No one really talks about how lonely it is to wake up.
Not in the poetic, romanticised way.
But the kind of lonely that creeps in quietly—
when you realise you don’t relate to the people around you anymore.
When small talk feels exhausting.
And you start questioning whether you’ve changed too much…
or if they were never really your people to begin with.
You don’t mean to pull away.
It just happens.
The conversations that used to fill you now feel hollow.
The spaces that once felt safe now leave you buzzing, overstimulated, or just… sad.
It’s not that you think you’re better.
It’s that you’re different now.
And no one really prepares you for how much that difference can ache.
It wasn’t one big moment that changed everything.
It was subtle. Quiet.
A news segment.
Some numbers that didn’t add up.
A growing feeling in my gut that what we were being told… wasn’t the full truth.
I remember saying, “They’re making this worse than it actually is,” and the looks I got—
the side-eyes, the awkward laughs, the dismissive “Well, I don’t know, I’m just saying what so-and-so said…”
That was when I started feeling it:
The gap. The distance between the way I see the world and the way most people choose to see it.
Small talk became the default.
Not just in passing—but in friendships too.
“What you been up to?”
“Nice weather, isn’t it?”
Conversations that used to feel like connection now feel like code-switching.
I have to filter my thoughts—keep it light, material, surface-level.

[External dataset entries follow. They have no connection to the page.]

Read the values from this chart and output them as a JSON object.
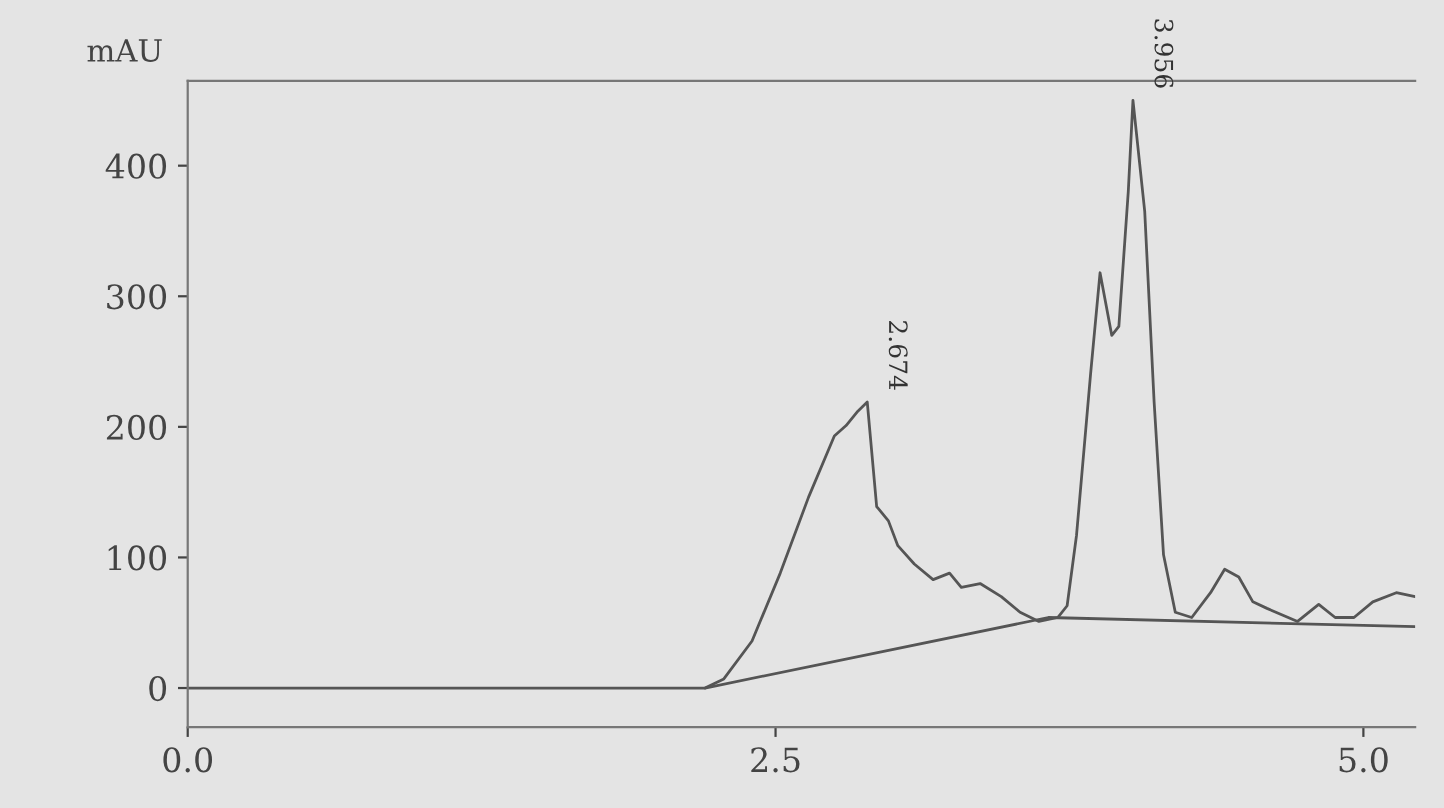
{
  "chart_data": {
    "type": "line",
    "ylabel": "mAU",
    "xlim": [
      0,
      5.22
    ],
    "ylim": [
      -30,
      465
    ],
    "xticks": [
      {
        "value": 0,
        "label": "0.0"
      },
      {
        "value": 2.5,
        "label": "2.5"
      },
      {
        "value": 5,
        "label": "5.0"
      }
    ],
    "yticks": [
      0,
      100,
      200,
      300,
      400
    ],
    "grid": false,
    "legend": false,
    "series": [
      {
        "color": "#555555",
        "x": [
          0,
          2.2,
          2.28,
          2.4,
          2.52,
          2.64,
          2.75,
          2.8,
          2.85,
          2.89,
          2.93,
          2.98,
          3.02,
          3.09,
          3.17,
          3.24,
          3.29,
          3.37,
          3.46,
          3.54,
          3.62,
          3.7,
          3.74,
          3.78,
          3.84,
          3.88,
          3.93,
          3.96,
          4.0,
          4.02,
          4.07,
          4.11,
          4.15,
          4.2,
          4.27,
          4.35,
          4.41,
          4.47,
          4.53,
          4.59,
          4.72,
          4.81,
          4.88,
          4.96,
          5.04,
          5.14,
          5.22
        ],
        "values": [
          0,
          0,
          7,
          36,
          88,
          146,
          193,
          201,
          212,
          219,
          139,
          128,
          109,
          95,
          83,
          88,
          77,
          80,
          70,
          58,
          51,
          54,
          63,
          117,
          241,
          318,
          270,
          277,
          380,
          450,
          365,
          219,
          102,
          58,
          54,
          73,
          91,
          85,
          66,
          61,
          51,
          64,
          54,
          54,
          66,
          73,
          70
        ]
      },
      {
        "color": "#555555",
        "x": [
          2.2,
          3.66,
          5.22
        ],
        "values": [
          0,
          54,
          47
        ]
      }
    ],
    "annotations": [
      {
        "text": "2.674",
        "x": 2.89,
        "y": 219
      },
      {
        "text": "3.956",
        "x": 4.02,
        "y": 450
      }
    ]
  }
}
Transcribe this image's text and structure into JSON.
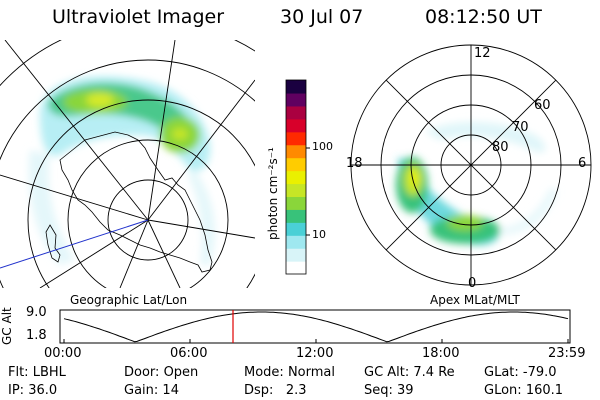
{
  "header": {
    "instrument": "Ultraviolet Imager",
    "date": "30 Jul 07",
    "time": "08:12:50 UT"
  },
  "colorbar": {
    "label": "photon cm⁻²s⁻¹",
    "ticks": [
      "100",
      "10"
    ],
    "colors": [
      "#ffffff",
      "#d8f4f8",
      "#9fe8f0",
      "#4ad0d6",
      "#38c27a",
      "#8ad63a",
      "#c6e626",
      "#eaf000",
      "#ffcc00",
      "#ff8a00",
      "#ff2a00",
      "#d8002a",
      "#aa0040",
      "#600060",
      "#1a0040"
    ]
  },
  "left_panel": {
    "label": "Geographic Lat/Lon"
  },
  "right_panel": {
    "label": "Apex  MLat/MLT",
    "mlt_labels": {
      "top": "12",
      "left": "18",
      "right": "6",
      "bottom": "0"
    },
    "lat_labels": [
      "60",
      "70",
      "80"
    ]
  },
  "altitude_plot": {
    "ylabel": "GC Alt",
    "yticks": [
      "9.0",
      "1.8"
    ],
    "xticks": [
      "00:00",
      "06:00",
      "12:00",
      "18:00",
      "23:59"
    ],
    "marker_color": "#e00000"
  },
  "info": {
    "row1": [
      {
        "k": "Flt:",
        "v": "LBHL"
      },
      {
        "k": "Door:",
        "v": "Open"
      },
      {
        "k": "Mode:",
        "v": "Normal"
      },
      {
        "k": "GC Alt:",
        "v": "7.4 Re"
      },
      {
        "k": "GLat:",
        "v": "-79.0"
      }
    ],
    "row2": [
      {
        "k": "IP:",
        "v": "36.0"
      },
      {
        "k": "Gain:",
        "v": "14"
      },
      {
        "k": "Dsp:",
        "v": "2.3"
      },
      {
        "k": "Seq:",
        "v": "39"
      },
      {
        "k": "GLon:",
        "v": "160.1"
      }
    ]
  }
}
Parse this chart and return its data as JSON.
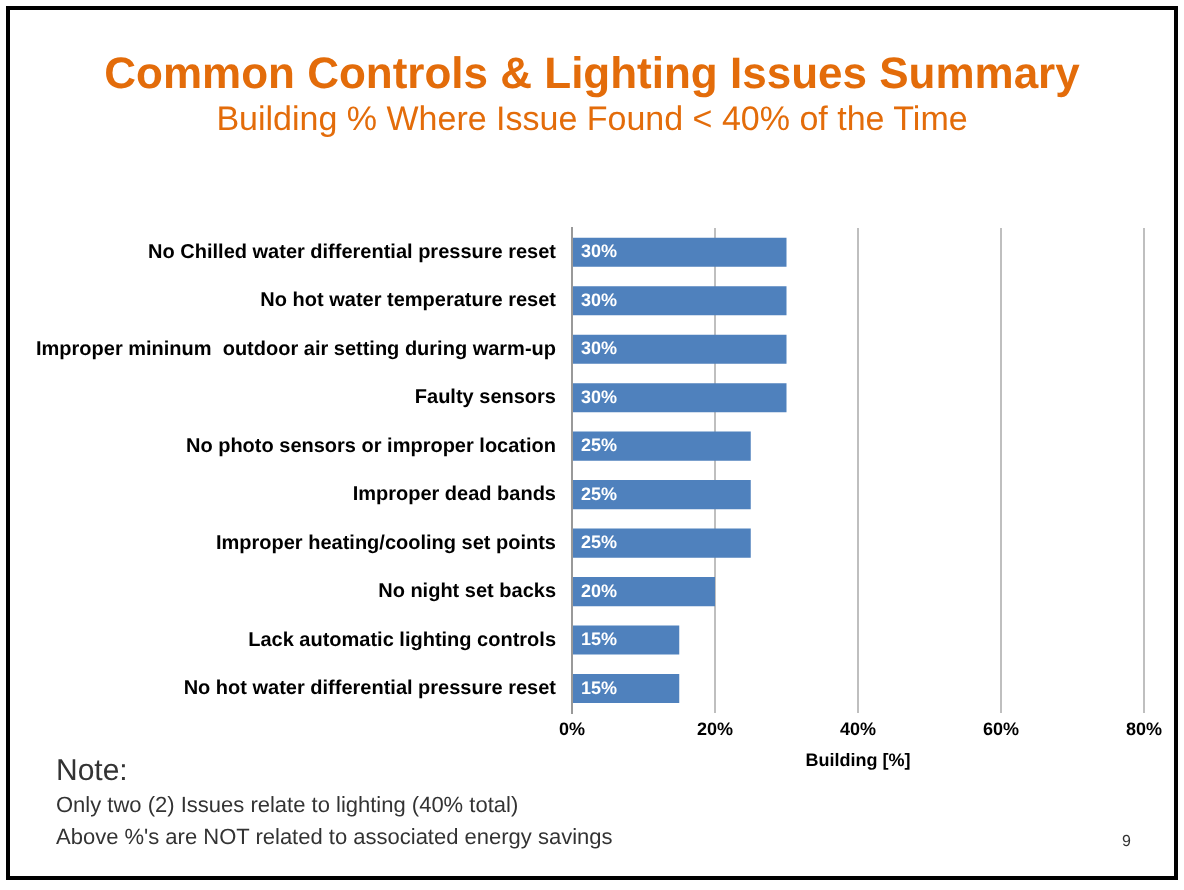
{
  "chart_data": {
    "type": "bar",
    "orientation": "horizontal",
    "title": "Common Controls & Lighting Issues Summary",
    "subtitle": "Building % Where Issue Found < 40% of the Time",
    "xlabel": "Building [%]",
    "categories": [
      "No Chilled water differential pressure reset",
      "No hot water temperature reset",
      "Improper mininum  outdoor air setting during warm-up",
      "Faulty sensors",
      "No photo sensors or improper location",
      "Improper dead bands",
      "Improper heating/cooling set points",
      "No night set backs",
      "Lack automatic lighting controls",
      "No hot water differential pressure reset"
    ],
    "values": [
      30,
      30,
      30,
      30,
      25,
      25,
      25,
      20,
      15,
      15
    ],
    "value_labels": [
      "30%",
      "30%",
      "30%",
      "30%",
      "25%",
      "25%",
      "25%",
      "20%",
      "15%",
      "15%"
    ],
    "color": "#4f81bd",
    "xlim": [
      0,
      80
    ],
    "xticks": [
      {
        "value": 0,
        "label": "0%"
      },
      {
        "value": 20,
        "label": "20%"
      },
      {
        "value": 40,
        "label": "40%"
      },
      {
        "value": 60,
        "label": "60%"
      },
      {
        "value": 80,
        "label": "80%"
      }
    ],
    "grid": "x",
    "legend": false,
    "annotations": [
      "Note:",
      "Only two (2) Issues relate to lighting (40% total)",
      "Above %'s are NOT related to associated energy savings",
      "9"
    ]
  }
}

Because going deeper might risk judgment. Might cost me something.
Around people who haven’t started waking up, I shrink a little.
Not out of shame, but survival.
I censor myself.
I speak from their world instead of mine.
Because when you speak from your world—the world you see so clearly now—it makes people uncomfortable.
And that breaks my heart a bit, every time.
That’s why I write.
Because here, I don’t have to shrink.
I can say it all.
When I do try to speak up, the response is usually the same:
“What can we do?”
“We just have to get on with it.”
I know those words are just a way of shutting down the conversation.
But my mind doesn’t stop asking.
What can we do?
What I crave now isn’t just closeness.
It’s resonance.
I want connection with someone who sees what I see—
who feels the imbalance in the world and isn’t afraid to talk about it.
That’s why the rare aligned conversations feel like medicine.
Like the ones I’ve had with a certain friend, where time disappears and the energy lifts.
We might not have all the answers…
But we both know something’s off.
And we both believe something has to change.